Des migrants composent une œuvre musicale multiculturelle

Au mois de mai, Pierre-Yves Macé et l’Orchestre de Chambre de Paris vont concevoir une œuvre musicale remplie de particularité, car elle sera enrichie avec des sonorités de migrants issus de plusieurs pays du monde entier.

D’abord, Lijun, une petite chinoise dernièrement arrivée en France avec une voix qui tremble au début et qui prend de la force en parvenant singulièrement aux aigus. Celle-ci interprète « La Nuit », une pièce poétique qui interpelle le groupe de migrants installé dans ce centre culturel situé dans le 19e arrondissement.
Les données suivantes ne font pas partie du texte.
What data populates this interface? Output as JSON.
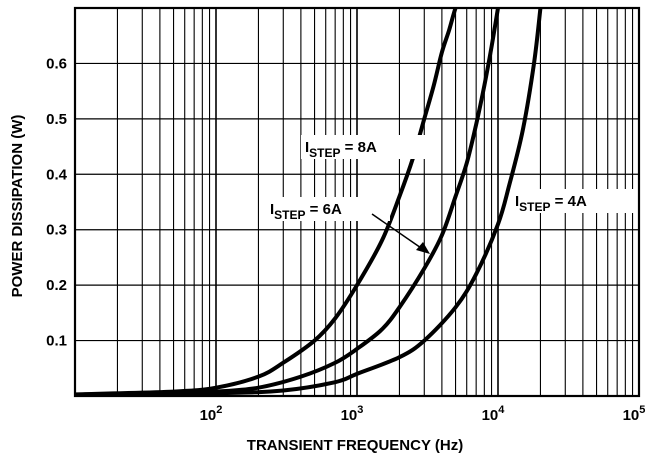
{
  "chart_data": {
    "type": "line",
    "title": "",
    "xlabel": "TRANSIENT FREQUENCY (Hz)",
    "ylabel": "POWER DISSIPATION (W)",
    "x_scale": "log",
    "xlim": [
      10,
      100000
    ],
    "ylim": [
      0,
      0.7
    ],
    "grid": true,
    "x_ticks": [
      {
        "value": 100,
        "base": "10",
        "exp": "2"
      },
      {
        "value": 1000,
        "base": "10",
        "exp": "3"
      },
      {
        "value": 10000,
        "base": "10",
        "exp": "4"
      },
      {
        "value": 100000,
        "base": "10",
        "exp": "5"
      }
    ],
    "y_ticks": [
      {
        "value": 0.1,
        "label": "0.1"
      },
      {
        "value": 0.2,
        "label": "0.2"
      },
      {
        "value": 0.3,
        "label": "0.3"
      },
      {
        "value": 0.4,
        "label": "0.4"
      },
      {
        "value": 0.5,
        "label": "0.5"
      },
      {
        "value": 0.6,
        "label": "0.6"
      }
    ],
    "series": [
      {
        "label_main": "I",
        "label_sub": "STEP",
        "label_rest": " = 8A",
        "x": [
          10,
          50,
          100,
          200,
          300,
          500,
          700,
          1000,
          1500,
          2000,
          2500,
          3000,
          3500,
          4000,
          4500,
          5000,
          5500
        ],
        "y": [
          0.003,
          0.008,
          0.015,
          0.035,
          0.06,
          0.1,
          0.14,
          0.2,
          0.28,
          0.36,
          0.43,
          0.5,
          0.56,
          0.62,
          0.66,
          0.7,
          0.72
        ]
      },
      {
        "label_main": "I",
        "label_sub": "STEP",
        "label_rest": " = 6A",
        "x": [
          10,
          50,
          100,
          200,
          400,
          700,
          1000,
          1500,
          2000,
          3000,
          4000,
          5000,
          6000,
          7000,
          8000,
          9000,
          10000
        ],
        "y": [
          0.002,
          0.005,
          0.008,
          0.015,
          0.035,
          0.06,
          0.085,
          0.12,
          0.16,
          0.23,
          0.29,
          0.36,
          0.42,
          0.49,
          0.56,
          0.63,
          0.7
        ]
      },
      {
        "label_main": "I",
        "label_sub": "STEP",
        "label_rest": " = 4A",
        "x": [
          10,
          100,
          300,
          700,
          1000,
          2000,
          3000,
          5000,
          7000,
          10000,
          12000,
          15000,
          18000,
          20000
        ],
        "y": [
          0.002,
          0.005,
          0.01,
          0.025,
          0.04,
          0.07,
          0.1,
          0.16,
          0.22,
          0.31,
          0.38,
          0.48,
          0.6,
          0.7
        ]
      }
    ]
  }
}
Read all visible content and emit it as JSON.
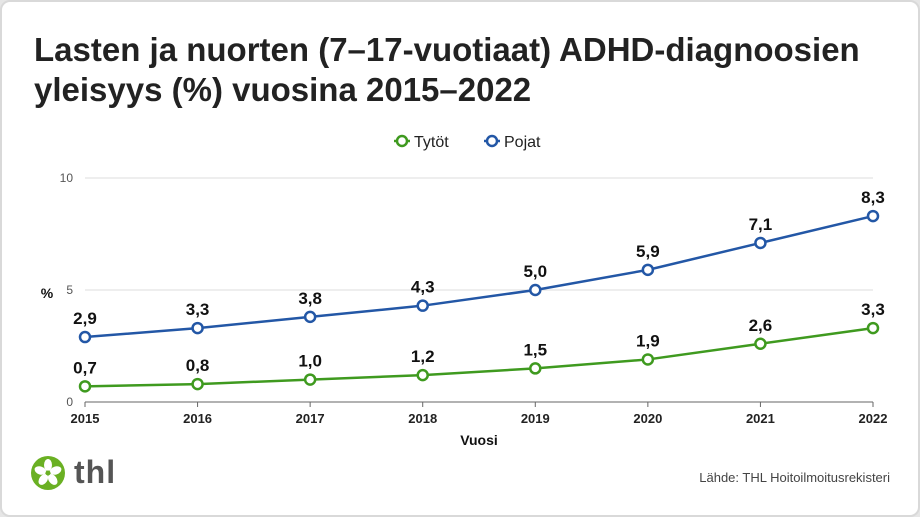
{
  "title": "Lasten ja nuorten (7–17-vuotiaat) ADHD-diagnoosien yleisyys (%) vuosina 2015–2022",
  "source": "Lähde: THL Hoitoilmoitusrekisteri",
  "logo": {
    "text": "thl",
    "color": "#6ab023"
  },
  "chart_data": {
    "type": "line",
    "title": "Lasten ja nuorten (7–17-vuotiaat) ADHD-diagnoosien yleisyys (%) vuosina 2015–2022",
    "xlabel": "Vuosi",
    "ylabel": "%",
    "categories": [
      "2015",
      "2016",
      "2017",
      "2018",
      "2019",
      "2020",
      "2021",
      "2022"
    ],
    "ylim": [
      0,
      10
    ],
    "yticks": [
      "0",
      "5",
      "10"
    ],
    "grid": true,
    "legend": "top",
    "series": [
      {
        "name": "Tytöt",
        "color": "#3f9a1f",
        "values": [
          0.7,
          0.8,
          1.0,
          1.2,
          1.5,
          1.9,
          2.6,
          3.3
        ],
        "labels": [
          "0,7",
          "0,8",
          "1,0",
          "1,2",
          "1,5",
          "1,9",
          "2,6",
          "3,3"
        ]
      },
      {
        "name": "Pojat",
        "color": "#2357a6",
        "values": [
          2.9,
          3.3,
          3.8,
          4.3,
          5.0,
          5.9,
          7.1,
          8.3
        ],
        "labels": [
          "2,9",
          "3,3",
          "3,8",
          "4,3",
          "5,0",
          "5,9",
          "7,1",
          "8,3"
        ]
      }
    ]
  }
}
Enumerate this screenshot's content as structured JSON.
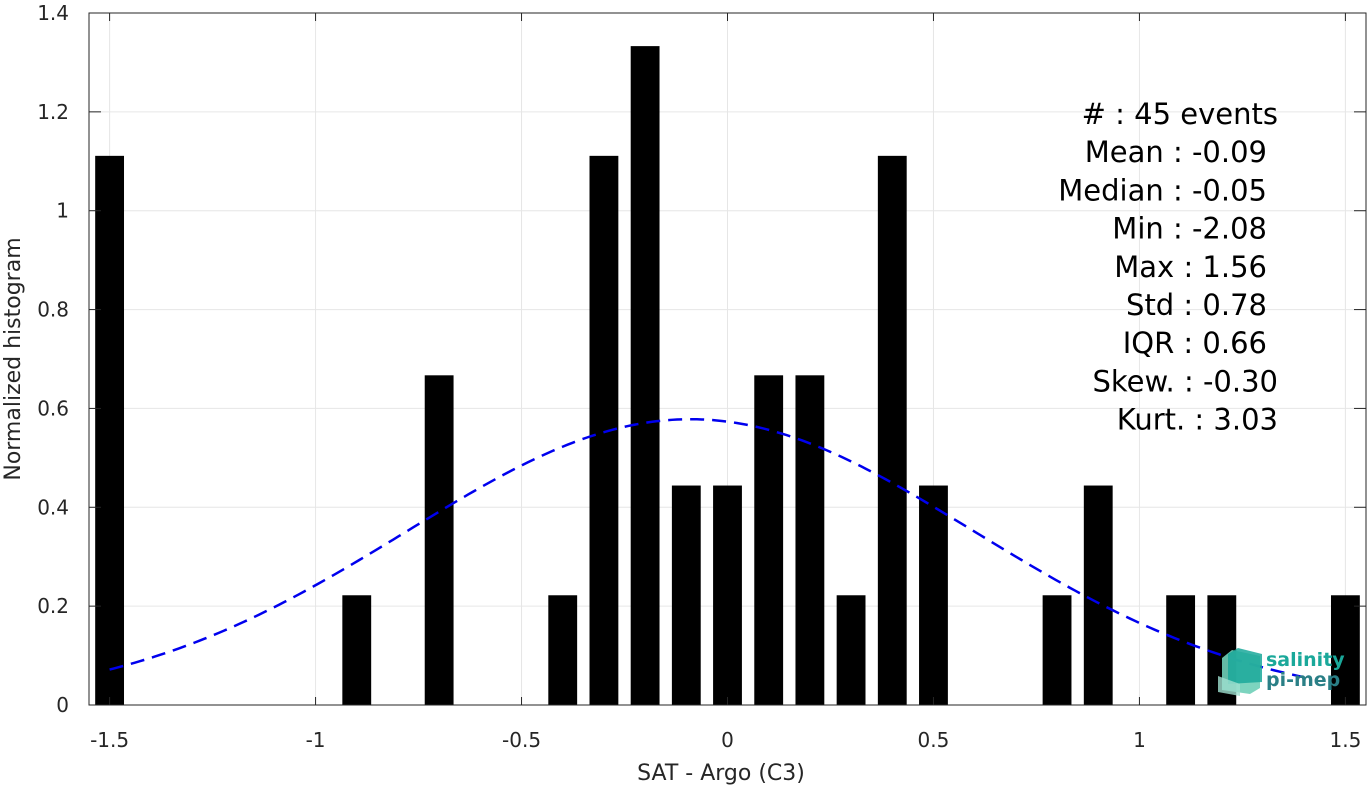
{
  "chart_data": {
    "type": "bar",
    "xlabel": "SAT - Argo (C3)",
    "ylabel": "Normalized histogram",
    "xlim": [
      -1.55,
      1.55
    ],
    "ylim": [
      0,
      1.4
    ],
    "xticks": [
      -1.5,
      -1,
      -0.5,
      0,
      0.5,
      1,
      1.5
    ],
    "xtick_labels": [
      "-1.5",
      "-1",
      "-0.5",
      "0",
      "0.5",
      "1",
      "1.5"
    ],
    "yticks": [
      0,
      0.2,
      0.4,
      0.6,
      0.8,
      1,
      1.2,
      1.4
    ],
    "ytick_labels": [
      "0",
      "0.2",
      "0.4",
      "0.6",
      "0.8",
      "1",
      "1.2",
      "1.4"
    ],
    "grid": true,
    "bar_width": 0.07,
    "bar_color": "#000000",
    "bars": [
      {
        "x": -1.5,
        "y": 1.111
      },
      {
        "x": -0.9,
        "y": 0.222
      },
      {
        "x": -0.7,
        "y": 0.667
      },
      {
        "x": -0.4,
        "y": 0.222
      },
      {
        "x": -0.3,
        "y": 1.111
      },
      {
        "x": -0.2,
        "y": 1.333
      },
      {
        "x": -0.1,
        "y": 0.444
      },
      {
        "x": 0.0,
        "y": 0.444
      },
      {
        "x": 0.1,
        "y": 0.667
      },
      {
        "x": 0.2,
        "y": 0.667
      },
      {
        "x": 0.3,
        "y": 0.222
      },
      {
        "x": 0.4,
        "y": 1.111
      },
      {
        "x": 0.5,
        "y": 0.444
      },
      {
        "x": 0.8,
        "y": 0.222
      },
      {
        "x": 0.9,
        "y": 0.444
      },
      {
        "x": 1.1,
        "y": 0.222
      },
      {
        "x": 1.2,
        "y": 0.222
      },
      {
        "x": 1.5,
        "y": 0.222
      }
    ],
    "fit_curve": {
      "type": "gaussian",
      "mean": -0.09,
      "std": 0.69,
      "x_range": [
        -1.5,
        1.4
      ],
      "color": "#0000ee",
      "style": "dashed"
    },
    "stats": [
      {
        "label": "#  : 45 events"
      },
      {
        "label": "Mean : -0.09"
      },
      {
        "label": "Median : -0.05"
      },
      {
        "label": "Min : -2.08"
      },
      {
        "label": "Max : 1.56"
      },
      {
        "label": "Std : 0.78"
      },
      {
        "label": "IQR : 0.66"
      },
      {
        "label": "Skew. : -0.30"
      },
      {
        "label": "Kurt. : 3.03"
      }
    ]
  },
  "logo": {
    "line1": "salinity",
    "line2": "pi-mep",
    "color_primary": "#1aa89a",
    "color_secondary": "#2a7f86"
  }
}
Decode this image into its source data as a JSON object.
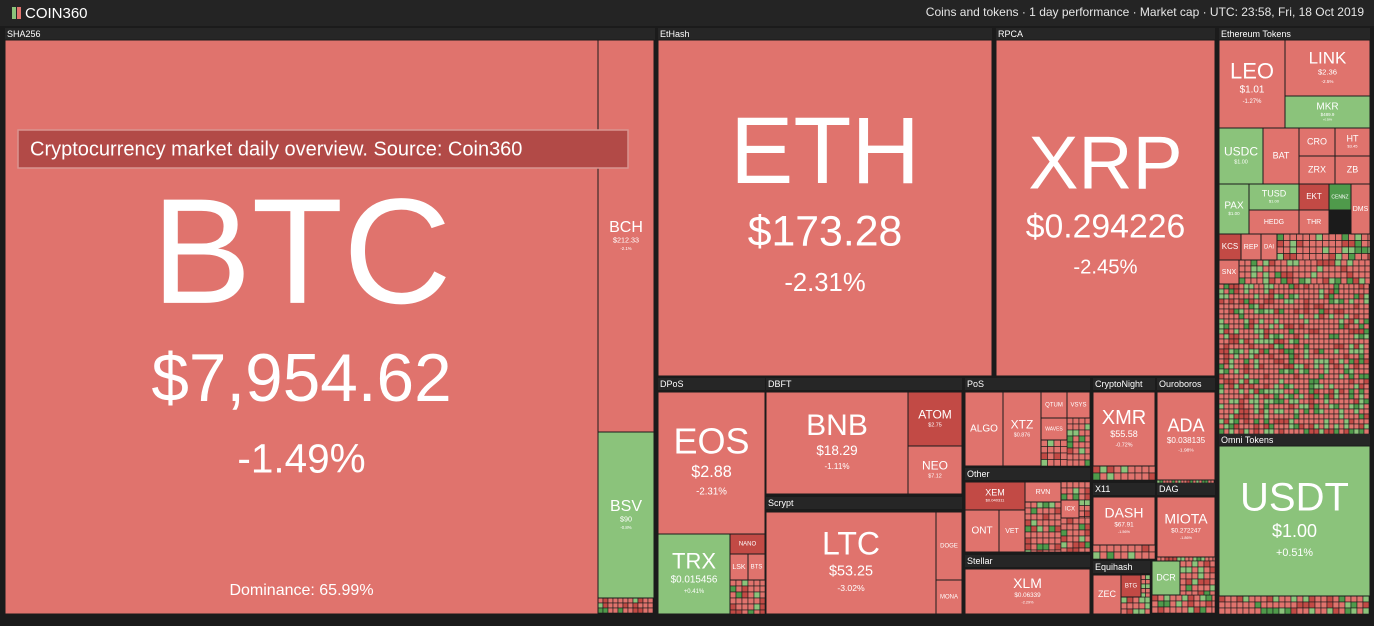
{
  "header": {
    "logo": "COIN360",
    "info": "Coins and tokens · 1 day performance · Market cap · UTC: 23:58, Fri, 18 Oct 2019"
  },
  "caption": "Cryptocurrency market daily overview. Source: Coin360",
  "groups": [
    {
      "label": "SHA256",
      "tiles": [
        {
          "symbol": "BTC",
          "price": "$7,954.62",
          "change": "-1.49%",
          "note": "Dominance: 65.99%"
        },
        {
          "symbol": "BCH",
          "price": "$212.33",
          "change": "-2.1%"
        },
        {
          "symbol": "BSV",
          "price": "$90",
          "change": "-0.8%"
        }
      ]
    },
    {
      "label": "EtHash",
      "tiles": [
        {
          "symbol": "ETH",
          "price": "$173.28",
          "change": "-2.31%"
        }
      ]
    },
    {
      "label": "RPCA",
      "tiles": [
        {
          "symbol": "XRP",
          "price": "$0.294226",
          "change": "-2.45%"
        }
      ]
    },
    {
      "label": "Ethereum Tokens",
      "tiles": [
        {
          "symbol": "LEO",
          "price": "$1.01",
          "change": "-1.27%"
        },
        {
          "symbol": "LINK",
          "price": "$2.36",
          "change": "-2.5%"
        },
        {
          "symbol": "MKR",
          "price": "$489.9",
          "change": "+0.38%"
        },
        {
          "symbol": "USDC",
          "price": "$1.00"
        },
        {
          "symbol": "BAT"
        },
        {
          "symbol": "CRO"
        },
        {
          "symbol": "HT",
          "price": "$3.45"
        },
        {
          "symbol": "ZRX"
        },
        {
          "symbol": "ZB"
        },
        {
          "symbol": "PAX",
          "price": "$1.00"
        },
        {
          "symbol": "TUSD",
          "price": "$1.00"
        },
        {
          "symbol": "HEDG"
        },
        {
          "symbol": "EKT"
        },
        {
          "symbol": "THR"
        },
        {
          "symbol": "CENNZ"
        },
        {
          "symbol": "DMS"
        },
        {
          "symbol": "KCS"
        },
        {
          "symbol": "REP"
        },
        {
          "symbol": "DAI"
        },
        {
          "symbol": "SNX"
        }
      ]
    },
    {
      "label": "Omni Tokens",
      "tiles": [
        {
          "symbol": "USDT",
          "price": "$1.00",
          "change": "+0.51%"
        }
      ]
    },
    {
      "label": "DPoS",
      "tiles": [
        {
          "symbol": "EOS",
          "price": "$2.88",
          "change": "-2.31%"
        },
        {
          "symbol": "TRX",
          "price": "$0.015456",
          "change": "+0.41%"
        },
        {
          "symbol": "NANO"
        },
        {
          "symbol": "LSK"
        },
        {
          "symbol": "BTS"
        }
      ]
    },
    {
      "label": "DBFT",
      "tiles": [
        {
          "symbol": "BNB",
          "price": "$18.29",
          "change": "-1.11%"
        },
        {
          "symbol": "ATOM",
          "price": "$2.75"
        },
        {
          "symbol": "NEO",
          "price": "$7.12"
        }
      ]
    },
    {
      "label": "Scrypt",
      "tiles": [
        {
          "symbol": "LTC",
          "price": "$53.25",
          "change": "-3.02%"
        },
        {
          "symbol": "DOGE"
        },
        {
          "symbol": "MONA"
        }
      ]
    },
    {
      "label": "PoS",
      "tiles": [
        {
          "symbol": "ALGO"
        },
        {
          "symbol": "XTZ",
          "price": "$0.876"
        },
        {
          "symbol": "QTUM"
        },
        {
          "symbol": "VSYS"
        },
        {
          "symbol": "WAVES"
        }
      ]
    },
    {
      "label": "Other",
      "tiles": [
        {
          "symbol": "XEM",
          "price": "$0.040311"
        },
        {
          "symbol": "RVN"
        },
        {
          "symbol": "ONT"
        },
        {
          "symbol": "VET"
        },
        {
          "symbol": "ICX"
        }
      ]
    },
    {
      "label": "Stellar",
      "tiles": [
        {
          "symbol": "XLM",
          "price": "$0.06339",
          "change": "-2.29%"
        }
      ]
    },
    {
      "label": "CryptoNight",
      "tiles": [
        {
          "symbol": "XMR",
          "price": "$55.58",
          "change": "-0.72%"
        }
      ]
    },
    {
      "label": "Ouroboros",
      "tiles": [
        {
          "symbol": "ADA",
          "price": "$0.038135",
          "change": "-1.98%"
        }
      ]
    },
    {
      "label": "X11",
      "tiles": [
        {
          "symbol": "DASH",
          "price": "$67.91",
          "change": "-1.56%"
        }
      ]
    },
    {
      "label": "DAG",
      "tiles": [
        {
          "symbol": "MIOTA",
          "price": "$0.272247",
          "change": "-1.86%"
        }
      ]
    },
    {
      "label": "Equihash",
      "tiles": [
        {
          "symbol": "ZEC"
        },
        {
          "symbol": "BTG"
        }
      ]
    },
    {
      "tiles": [
        {
          "symbol": "DCR"
        }
      ]
    }
  ]
}
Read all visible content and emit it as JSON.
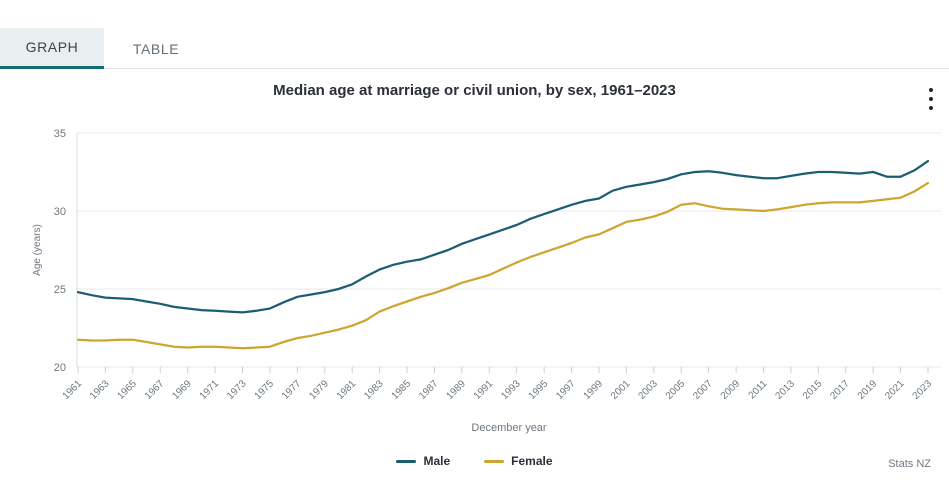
{
  "tabs": [
    {
      "label": "GRAPH",
      "active": true
    },
    {
      "label": "TABLE",
      "active": false
    }
  ],
  "menu": {
    "kebab_icon": "vertical-three-dots"
  },
  "footer": {
    "source": "Stats NZ"
  },
  "colors": {
    "accent_teal": "#136b77",
    "active_tab_bg": "#e9eef0",
    "male_line": "#1b5e74",
    "female_line": "#cda62f",
    "gridline": "#e7e8ea",
    "axis_text": "#6e7780"
  },
  "chart_data": {
    "type": "line",
    "title": "Median age at marriage or civil union, by sex, 1961–2023",
    "xlabel": "December year",
    "ylabel": "Age (years)",
    "ylim": [
      20,
      35
    ],
    "yticks": [
      20,
      25,
      30,
      35
    ],
    "x_tick_step": 2,
    "grid": "horizontal-only",
    "legend_position": "bottom-center",
    "x": [
      1961,
      1962,
      1963,
      1964,
      1965,
      1966,
      1967,
      1968,
      1969,
      1970,
      1971,
      1972,
      1973,
      1974,
      1975,
      1976,
      1977,
      1978,
      1979,
      1980,
      1981,
      1982,
      1983,
      1984,
      1985,
      1986,
      1987,
      1988,
      1989,
      1990,
      1991,
      1992,
      1993,
      1994,
      1995,
      1996,
      1997,
      1998,
      1999,
      2000,
      2001,
      2002,
      2003,
      2004,
      2005,
      2006,
      2007,
      2008,
      2009,
      2010,
      2011,
      2012,
      2013,
      2014,
      2015,
      2016,
      2017,
      2018,
      2019,
      2020,
      2021,
      2022,
      2023
    ],
    "xtick_labels": [
      "1961",
      "1963",
      "1965",
      "1967",
      "1969",
      "1971",
      "1973",
      "1975",
      "1977",
      "1979",
      "1981",
      "1983",
      "1985",
      "1987",
      "1989",
      "1991",
      "1993",
      "1995",
      "1997",
      "1999",
      "2001",
      "2003",
      "2005",
      "2007",
      "2009",
      "2011",
      "2013",
      "2015",
      "2017",
      "2019",
      "2021",
      "2023"
    ],
    "series": [
      {
        "name": "Male",
        "color": "#1b5e74",
        "values": [
          24.8,
          24.6,
          24.45,
          24.4,
          24.35,
          24.2,
          24.05,
          23.85,
          23.75,
          23.65,
          23.6,
          23.55,
          23.5,
          23.6,
          23.75,
          24.15,
          24.5,
          24.65,
          24.8,
          25.0,
          25.3,
          25.8,
          26.25,
          26.55,
          26.75,
          26.9,
          27.2,
          27.5,
          27.9,
          28.2,
          28.5,
          28.8,
          29.1,
          29.5,
          29.8,
          30.1,
          30.4,
          30.65,
          30.8,
          31.3,
          31.55,
          31.7,
          31.85,
          32.05,
          32.35,
          32.5,
          32.55,
          32.45,
          32.3,
          32.2,
          32.1,
          32.1,
          32.25,
          32.4,
          32.5,
          32.5,
          32.45,
          32.4,
          32.5,
          32.2,
          32.2,
          32.6,
          33.2
        ]
      },
      {
        "name": "Female",
        "color": "#cda62f",
        "values": [
          21.75,
          21.7,
          21.7,
          21.75,
          21.75,
          21.6,
          21.45,
          21.3,
          21.25,
          21.3,
          21.3,
          21.25,
          21.2,
          21.25,
          21.3,
          21.6,
          21.85,
          22.0,
          22.2,
          22.4,
          22.65,
          23.0,
          23.55,
          23.9,
          24.2,
          24.5,
          24.75,
          25.05,
          25.4,
          25.65,
          25.9,
          26.3,
          26.7,
          27.05,
          27.35,
          27.65,
          27.95,
          28.3,
          28.5,
          28.9,
          29.3,
          29.45,
          29.65,
          29.95,
          30.4,
          30.5,
          30.3,
          30.15,
          30.1,
          30.05,
          30.0,
          30.1,
          30.25,
          30.4,
          30.5,
          30.55,
          30.55,
          30.55,
          30.65,
          30.75,
          30.85,
          31.25,
          31.8
        ]
      }
    ]
  }
}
En fait, c’est un atelier qui réunit plusieurs migrants afin d’amasser des chants, lors d’un cours de français dédiés aux nouveaux arrivants en France.

La chanson est lancée par Omar Hassan, un égyptien et secondé par Hossain, très figé, originaire du Bangladesh et qui prononce difficilement deux mots de français.

« Se faire entendre par la musique »

« Ce projet est indispensable pour eux dont le français n’est pas la langue maternelle, de faire écouter leur langage par la musique » souligne Mirana Tutuianu, violoniste de l’Orchestre de chambre de Paris et participant au projet.

Située à la Philharmonie de Paris, cet atelier qui réunit 58 musiciens conduit une politique active à l’endroit du public, que ce soit pour des détenus, des malades ou de scolaires.

« C’est un projet important pour moi, car je me considère comme une immigrée. J’ai abandonné mon pays, mes proches en Roumanie un pays que j’ai laissé alors que j’étais âgée de 20 ans, avec comme unique ami mon violon», explique Mirana Tutuianu.

Quand Liliana écoute Mirana Tutuianu chanté un son roumain douloureux, elle ne peut s’empêcher de pleurer.

150 chansons

Dans la salle du centre culturel, située dans une bâtisse datant du 19e siècle, on voit que la nostalgie est visible. Mais on entend aussi des rires aux éclats comme un petit groupe de femmes originaires d’Egypte essaient de traduire une chanson d’amour. Ainsi, Pierre-Yves Macé utilisera ces chants enregistrés afin de concevoir un chant instrumental et vocal accompagné par le chœur des Cris de Paris, le 4 mai au Musée de l’histoire de l’immigration.